FAITS : Un homme a été engagé comme serveur, puis de responsable de bar.

Il a par la suite été licencié pour faute grave.

PROCEDURE ET PRETENTIONS DES PARTIES :  Le salarié a alors assigné la société qui l’employait en paiement de dommages intérêts pour rupture du contrat de travail dans des conditions vexatoires.

La cour d’appel le déboute de sa demande de paiement de dommages-intérêts pour licenciement vexatoire en réparation du préjudice moral causé par les circonstances de la rupture.

La cour d’appel fait valoir que le salarié avait manqué à ses obligations contractuelles, notamment de loyauté, et que leur gravité justifiait la rupture immédiate du contrat de travail.
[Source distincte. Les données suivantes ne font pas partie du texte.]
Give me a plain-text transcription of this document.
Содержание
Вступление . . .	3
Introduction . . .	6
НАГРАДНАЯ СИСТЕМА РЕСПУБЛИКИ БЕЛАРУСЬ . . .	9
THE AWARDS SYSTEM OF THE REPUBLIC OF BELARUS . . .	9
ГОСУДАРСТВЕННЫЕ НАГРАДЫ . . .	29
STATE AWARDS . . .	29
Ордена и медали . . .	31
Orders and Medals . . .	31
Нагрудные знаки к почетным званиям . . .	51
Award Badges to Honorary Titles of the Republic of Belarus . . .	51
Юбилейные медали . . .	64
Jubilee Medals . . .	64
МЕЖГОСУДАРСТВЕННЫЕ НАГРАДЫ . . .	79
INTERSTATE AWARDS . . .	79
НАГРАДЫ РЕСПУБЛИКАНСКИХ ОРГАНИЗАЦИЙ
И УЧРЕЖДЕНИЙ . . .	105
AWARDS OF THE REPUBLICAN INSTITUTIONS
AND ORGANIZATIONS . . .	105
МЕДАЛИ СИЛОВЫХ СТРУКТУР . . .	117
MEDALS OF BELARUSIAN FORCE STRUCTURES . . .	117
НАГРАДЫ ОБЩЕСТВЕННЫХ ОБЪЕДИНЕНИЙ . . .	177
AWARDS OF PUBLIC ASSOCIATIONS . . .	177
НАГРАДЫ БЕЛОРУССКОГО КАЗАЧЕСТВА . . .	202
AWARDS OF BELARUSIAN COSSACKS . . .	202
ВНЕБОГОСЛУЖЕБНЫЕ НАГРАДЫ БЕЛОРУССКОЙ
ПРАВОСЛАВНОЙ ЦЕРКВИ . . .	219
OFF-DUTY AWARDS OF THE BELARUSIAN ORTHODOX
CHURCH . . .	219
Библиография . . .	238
Elle ajoute que celui-ci devait être débouté de sa demande de dommages-intérêts pour rupture du contrat dans des conditions vexatoires.

Le salarié se pourvoit alors en cassation. Il reproche à la cour d’appel de ne pas avoir accueilli sa demande de dommages-intérêts pour rupture du contrat dans des conditions vexatoires. Or en l’espèce, l’employeur avait répandu en public sur le licenciement du salarié que celui-ci prenait de la drogue et qu’il était un voleur. Ces faits étaient ainsi de nature à lui causer un préjudicie distinct de celui résultant de la perte de son emploi.

PROBLEME DE DROIT : Le fait pour l’employeur de se répandre en public sur les motifs d’un licenciement est il constitutif d’une mesure vexatoire ?

SOLUTION : La Cour de cassation répond par l’affirmative à la question et casse l’arrêt rendu par la cour d’appel.